The importance of green packaging to humans and our environment is incalculable. A great deal of energy is used in the production of traditional packaging such as plastics, corrugated boxes, plastic bags, and other packaging. Most often, the source of that energy is fossil fuels that add millions of metric tons of carbon dioxide and methane into the atmosphere per year while discarded conventional packaging ends up in landfills or oceans causing soil, water, and plant contamination.
By using sustainable packaging, manufacturers and consumers can eliminate these contaminants that destroy the atmosphere, soil and water of our planet. This can be done via use of lowering packaging content, creation of recyclable or biodegradable packaging, and use of alternative energy means such as wind, solar and biofuels in the production and transport of the packaging.
Plastics made from polyethylene are among the most widely used packaging today and among the greatest threat to our environment. Increasingly, manufacturers are utilizing recycled, recyclable and minimalist packaging wherever appropriate. Biodegradable plastics are also in use with mixes of plant-based plastics that replace some or most of the non-renewable petroleum or fossil-based resources used in conventional PET plastic (A type of plastic resin widely used in plastic bottles).
Today’s plastic bags from an increasing number of manufacturers are meeting the sustainable packaging threshold with use of Post-Consumer Recycled Polyethylene (PCR PE), which are plastics made from the consumer stream of waste such as bottles, caps and recycled plastic bags collected in commercial and residential recycling programs. Additives are used by some manufacturers to make the plastic bag biodegradable so that it breaks down over a shorter time when disposed of in a landfill.
When it comes to cardboard packaging, major manufacturers are creating corrugated cardboard from 100-percent postconsumer recycled fiber or virgin mixed with recycled fiber to create corrugated cardboard that is also completely recyclable and biodegradable. Many more are reducing or even eliminating the amount of corrugated cardboard they use in packaging, replacing it with foam blocks at corners and bands around the product. The foam is lighter than the corrugate and reduces shipping costs and damage that can occur during loading/unloading and transportation.

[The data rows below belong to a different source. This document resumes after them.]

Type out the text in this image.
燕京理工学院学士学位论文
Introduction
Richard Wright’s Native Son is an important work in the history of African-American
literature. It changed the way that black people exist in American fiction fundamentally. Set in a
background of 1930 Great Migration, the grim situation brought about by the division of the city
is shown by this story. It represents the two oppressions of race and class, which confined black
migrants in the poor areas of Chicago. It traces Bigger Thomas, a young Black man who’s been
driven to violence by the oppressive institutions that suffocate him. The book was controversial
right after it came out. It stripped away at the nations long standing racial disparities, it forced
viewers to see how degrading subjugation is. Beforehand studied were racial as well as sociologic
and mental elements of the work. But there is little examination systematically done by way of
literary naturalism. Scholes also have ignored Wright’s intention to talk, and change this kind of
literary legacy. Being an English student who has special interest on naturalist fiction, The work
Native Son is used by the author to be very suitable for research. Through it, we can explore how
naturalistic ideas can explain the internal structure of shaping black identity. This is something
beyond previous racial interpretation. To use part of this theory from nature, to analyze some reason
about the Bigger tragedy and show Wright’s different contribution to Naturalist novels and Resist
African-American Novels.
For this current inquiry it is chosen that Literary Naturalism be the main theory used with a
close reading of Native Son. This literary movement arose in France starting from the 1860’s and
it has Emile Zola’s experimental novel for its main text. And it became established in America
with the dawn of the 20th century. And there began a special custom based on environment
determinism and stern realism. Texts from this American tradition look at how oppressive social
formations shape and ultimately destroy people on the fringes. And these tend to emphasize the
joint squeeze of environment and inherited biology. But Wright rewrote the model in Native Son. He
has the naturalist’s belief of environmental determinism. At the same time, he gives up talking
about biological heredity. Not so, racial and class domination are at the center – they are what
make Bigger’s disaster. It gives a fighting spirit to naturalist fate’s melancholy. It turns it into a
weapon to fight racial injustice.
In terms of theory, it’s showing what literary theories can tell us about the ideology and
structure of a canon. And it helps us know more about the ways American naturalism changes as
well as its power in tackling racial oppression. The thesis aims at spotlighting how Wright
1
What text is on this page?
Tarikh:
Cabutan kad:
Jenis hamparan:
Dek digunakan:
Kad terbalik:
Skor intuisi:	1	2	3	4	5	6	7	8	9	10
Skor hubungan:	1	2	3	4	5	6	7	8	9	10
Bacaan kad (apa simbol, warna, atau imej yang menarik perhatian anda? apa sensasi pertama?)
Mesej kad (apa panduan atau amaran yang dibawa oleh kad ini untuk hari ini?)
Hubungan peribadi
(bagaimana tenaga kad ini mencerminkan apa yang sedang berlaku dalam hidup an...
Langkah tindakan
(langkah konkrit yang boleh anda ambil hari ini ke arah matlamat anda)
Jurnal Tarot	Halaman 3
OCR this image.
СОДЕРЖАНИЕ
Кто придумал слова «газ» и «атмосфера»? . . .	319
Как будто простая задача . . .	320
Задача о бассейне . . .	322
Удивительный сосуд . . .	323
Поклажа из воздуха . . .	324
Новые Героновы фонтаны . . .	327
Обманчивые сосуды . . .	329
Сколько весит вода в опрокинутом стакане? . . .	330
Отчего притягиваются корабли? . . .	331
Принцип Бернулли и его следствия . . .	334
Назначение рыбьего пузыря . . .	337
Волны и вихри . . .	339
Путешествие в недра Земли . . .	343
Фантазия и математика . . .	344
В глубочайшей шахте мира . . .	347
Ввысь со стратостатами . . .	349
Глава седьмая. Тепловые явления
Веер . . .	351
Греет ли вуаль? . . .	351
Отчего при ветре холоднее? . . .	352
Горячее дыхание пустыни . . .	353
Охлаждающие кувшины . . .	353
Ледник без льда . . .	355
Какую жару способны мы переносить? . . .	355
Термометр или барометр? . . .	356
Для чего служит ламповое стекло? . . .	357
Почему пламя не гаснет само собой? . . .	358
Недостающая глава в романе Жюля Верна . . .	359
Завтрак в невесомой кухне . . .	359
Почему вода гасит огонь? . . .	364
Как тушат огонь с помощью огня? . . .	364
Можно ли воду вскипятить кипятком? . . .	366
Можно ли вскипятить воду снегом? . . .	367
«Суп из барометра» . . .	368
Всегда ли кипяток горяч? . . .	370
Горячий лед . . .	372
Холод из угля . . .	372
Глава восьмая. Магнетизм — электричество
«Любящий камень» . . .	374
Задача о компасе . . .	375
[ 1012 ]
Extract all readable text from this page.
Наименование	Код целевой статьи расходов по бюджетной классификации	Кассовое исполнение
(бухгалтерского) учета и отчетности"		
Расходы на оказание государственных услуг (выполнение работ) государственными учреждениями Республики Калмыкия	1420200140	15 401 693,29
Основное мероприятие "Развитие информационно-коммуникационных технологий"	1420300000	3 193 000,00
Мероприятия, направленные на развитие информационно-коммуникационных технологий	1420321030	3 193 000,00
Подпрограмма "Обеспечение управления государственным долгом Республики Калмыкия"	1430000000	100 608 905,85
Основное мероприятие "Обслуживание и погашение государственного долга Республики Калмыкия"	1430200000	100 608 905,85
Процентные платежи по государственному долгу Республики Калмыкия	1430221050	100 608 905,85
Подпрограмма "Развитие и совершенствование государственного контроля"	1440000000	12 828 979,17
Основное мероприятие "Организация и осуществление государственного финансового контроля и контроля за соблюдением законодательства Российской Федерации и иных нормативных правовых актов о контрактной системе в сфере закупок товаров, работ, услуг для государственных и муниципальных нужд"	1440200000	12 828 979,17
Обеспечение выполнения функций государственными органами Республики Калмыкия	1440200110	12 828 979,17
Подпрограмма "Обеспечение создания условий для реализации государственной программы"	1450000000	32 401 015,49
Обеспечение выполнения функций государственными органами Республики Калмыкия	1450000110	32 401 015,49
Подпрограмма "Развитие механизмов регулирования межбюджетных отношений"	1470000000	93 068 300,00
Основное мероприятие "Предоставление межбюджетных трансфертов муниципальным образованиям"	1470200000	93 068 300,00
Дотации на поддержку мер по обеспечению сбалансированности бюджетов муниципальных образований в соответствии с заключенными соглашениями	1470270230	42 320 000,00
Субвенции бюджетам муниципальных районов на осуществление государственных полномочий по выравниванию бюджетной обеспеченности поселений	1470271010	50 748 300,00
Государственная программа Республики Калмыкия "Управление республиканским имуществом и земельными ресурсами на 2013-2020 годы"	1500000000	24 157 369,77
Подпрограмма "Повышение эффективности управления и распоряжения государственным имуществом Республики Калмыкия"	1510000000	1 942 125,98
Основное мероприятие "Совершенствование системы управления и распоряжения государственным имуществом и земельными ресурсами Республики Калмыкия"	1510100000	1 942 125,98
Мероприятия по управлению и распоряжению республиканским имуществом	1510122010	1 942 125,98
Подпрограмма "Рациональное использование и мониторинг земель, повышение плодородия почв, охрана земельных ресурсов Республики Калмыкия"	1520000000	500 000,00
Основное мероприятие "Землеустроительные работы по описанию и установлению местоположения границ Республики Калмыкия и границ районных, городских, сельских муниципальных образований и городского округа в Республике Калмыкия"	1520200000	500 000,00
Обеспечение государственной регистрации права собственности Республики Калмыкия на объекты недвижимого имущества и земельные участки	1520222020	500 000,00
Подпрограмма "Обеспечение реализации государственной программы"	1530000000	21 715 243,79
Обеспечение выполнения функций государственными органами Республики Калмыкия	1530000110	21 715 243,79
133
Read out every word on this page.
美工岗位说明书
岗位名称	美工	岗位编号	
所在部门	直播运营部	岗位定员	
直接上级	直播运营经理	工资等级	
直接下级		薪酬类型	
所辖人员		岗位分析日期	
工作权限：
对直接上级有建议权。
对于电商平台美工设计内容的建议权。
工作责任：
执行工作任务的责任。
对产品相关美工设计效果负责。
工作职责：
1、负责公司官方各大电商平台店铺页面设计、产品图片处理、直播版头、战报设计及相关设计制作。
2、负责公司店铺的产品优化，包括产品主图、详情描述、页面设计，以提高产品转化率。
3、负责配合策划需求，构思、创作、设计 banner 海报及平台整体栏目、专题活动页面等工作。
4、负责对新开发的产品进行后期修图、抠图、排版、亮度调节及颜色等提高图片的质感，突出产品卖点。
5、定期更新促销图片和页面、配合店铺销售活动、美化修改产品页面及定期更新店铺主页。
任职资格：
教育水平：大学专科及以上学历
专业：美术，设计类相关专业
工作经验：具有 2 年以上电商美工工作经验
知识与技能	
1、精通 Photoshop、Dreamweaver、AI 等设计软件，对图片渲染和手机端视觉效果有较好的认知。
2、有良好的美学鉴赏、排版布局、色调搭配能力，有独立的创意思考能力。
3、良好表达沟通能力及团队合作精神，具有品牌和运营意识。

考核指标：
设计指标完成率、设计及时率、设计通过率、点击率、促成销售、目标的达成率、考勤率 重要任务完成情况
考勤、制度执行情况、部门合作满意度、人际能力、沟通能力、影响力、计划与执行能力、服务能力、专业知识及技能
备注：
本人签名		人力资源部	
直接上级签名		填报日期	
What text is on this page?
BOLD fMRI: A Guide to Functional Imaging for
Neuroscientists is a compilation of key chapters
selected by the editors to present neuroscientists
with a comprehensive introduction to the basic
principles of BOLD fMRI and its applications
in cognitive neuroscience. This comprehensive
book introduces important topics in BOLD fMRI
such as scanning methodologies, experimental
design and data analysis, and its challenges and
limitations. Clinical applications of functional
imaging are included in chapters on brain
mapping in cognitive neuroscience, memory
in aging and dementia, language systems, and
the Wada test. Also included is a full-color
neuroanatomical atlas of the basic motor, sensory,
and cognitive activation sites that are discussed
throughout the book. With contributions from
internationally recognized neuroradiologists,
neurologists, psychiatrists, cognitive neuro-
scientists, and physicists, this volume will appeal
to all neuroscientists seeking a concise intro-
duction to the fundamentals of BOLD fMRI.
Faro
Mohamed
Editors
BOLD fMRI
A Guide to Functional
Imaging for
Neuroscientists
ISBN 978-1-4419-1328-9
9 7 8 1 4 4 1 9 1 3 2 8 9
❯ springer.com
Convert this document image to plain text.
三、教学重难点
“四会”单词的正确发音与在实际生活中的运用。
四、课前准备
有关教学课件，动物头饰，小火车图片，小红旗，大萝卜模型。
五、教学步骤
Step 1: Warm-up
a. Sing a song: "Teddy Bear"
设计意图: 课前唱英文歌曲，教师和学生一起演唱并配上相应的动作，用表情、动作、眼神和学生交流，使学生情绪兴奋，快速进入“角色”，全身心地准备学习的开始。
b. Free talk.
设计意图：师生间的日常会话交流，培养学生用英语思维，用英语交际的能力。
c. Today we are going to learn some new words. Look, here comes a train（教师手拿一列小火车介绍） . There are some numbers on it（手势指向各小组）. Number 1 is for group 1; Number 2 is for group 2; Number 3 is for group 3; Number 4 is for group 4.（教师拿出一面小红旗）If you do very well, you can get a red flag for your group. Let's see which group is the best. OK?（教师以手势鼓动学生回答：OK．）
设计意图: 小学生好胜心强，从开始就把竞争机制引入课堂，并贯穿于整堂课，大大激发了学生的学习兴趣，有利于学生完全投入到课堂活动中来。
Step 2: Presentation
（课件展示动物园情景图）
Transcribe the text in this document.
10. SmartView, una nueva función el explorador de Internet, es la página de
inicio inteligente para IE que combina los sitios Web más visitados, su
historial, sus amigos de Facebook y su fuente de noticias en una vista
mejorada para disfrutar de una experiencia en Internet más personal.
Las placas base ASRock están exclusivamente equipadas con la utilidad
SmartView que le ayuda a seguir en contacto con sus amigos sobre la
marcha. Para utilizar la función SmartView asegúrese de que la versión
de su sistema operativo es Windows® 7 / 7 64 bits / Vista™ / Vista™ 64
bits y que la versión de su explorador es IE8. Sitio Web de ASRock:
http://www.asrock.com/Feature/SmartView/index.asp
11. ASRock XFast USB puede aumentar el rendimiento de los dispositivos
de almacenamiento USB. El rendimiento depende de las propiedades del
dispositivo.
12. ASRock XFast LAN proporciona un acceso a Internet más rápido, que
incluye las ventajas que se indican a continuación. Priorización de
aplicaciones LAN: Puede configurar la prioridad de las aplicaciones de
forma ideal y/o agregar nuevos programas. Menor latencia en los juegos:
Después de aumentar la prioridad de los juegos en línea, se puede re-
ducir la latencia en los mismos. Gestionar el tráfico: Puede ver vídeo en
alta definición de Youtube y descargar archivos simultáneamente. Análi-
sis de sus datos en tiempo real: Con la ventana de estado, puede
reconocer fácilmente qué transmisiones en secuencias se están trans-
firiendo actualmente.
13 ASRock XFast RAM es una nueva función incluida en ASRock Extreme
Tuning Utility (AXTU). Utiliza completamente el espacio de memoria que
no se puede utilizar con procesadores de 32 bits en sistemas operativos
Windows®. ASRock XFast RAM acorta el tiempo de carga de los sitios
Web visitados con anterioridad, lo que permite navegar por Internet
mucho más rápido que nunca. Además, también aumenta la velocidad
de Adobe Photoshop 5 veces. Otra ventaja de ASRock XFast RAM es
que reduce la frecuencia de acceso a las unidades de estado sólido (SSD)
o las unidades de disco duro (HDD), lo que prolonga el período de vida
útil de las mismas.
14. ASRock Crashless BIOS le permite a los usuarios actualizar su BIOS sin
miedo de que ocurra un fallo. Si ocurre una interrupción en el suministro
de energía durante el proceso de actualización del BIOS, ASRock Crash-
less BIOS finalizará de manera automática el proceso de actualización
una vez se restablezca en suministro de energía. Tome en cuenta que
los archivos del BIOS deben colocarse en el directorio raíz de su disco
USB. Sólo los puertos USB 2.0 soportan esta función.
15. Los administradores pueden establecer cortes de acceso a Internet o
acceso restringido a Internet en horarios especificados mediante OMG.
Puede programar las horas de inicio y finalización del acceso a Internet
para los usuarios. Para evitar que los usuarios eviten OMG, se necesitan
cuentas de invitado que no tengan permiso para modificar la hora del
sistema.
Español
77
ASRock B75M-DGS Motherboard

There is even sustainable packaging in the areas where molded packaging is used such as egg carton containers and consumer product packaging. The use of 100-percent recycled newspaper, which is mixed into a slurry with water, and vacuum-formed on screened molds creates molded fiber packaging that is resilient and strong enough to compete with most vacuum-formed plastic, expanded polystyrene (EPS), and corrugated designs. The used product has a high recyclability factor and significantly cuts the energy consumption needs in the production over conventional packaging.
This is really only a primer on green packaging and the materials and uses that make it sustainable packaging. As more Americans increase their understanding of the importance of sustainable packaging and more manufacturers increase their use, we can ensure a future with clean water, air, and soil for all.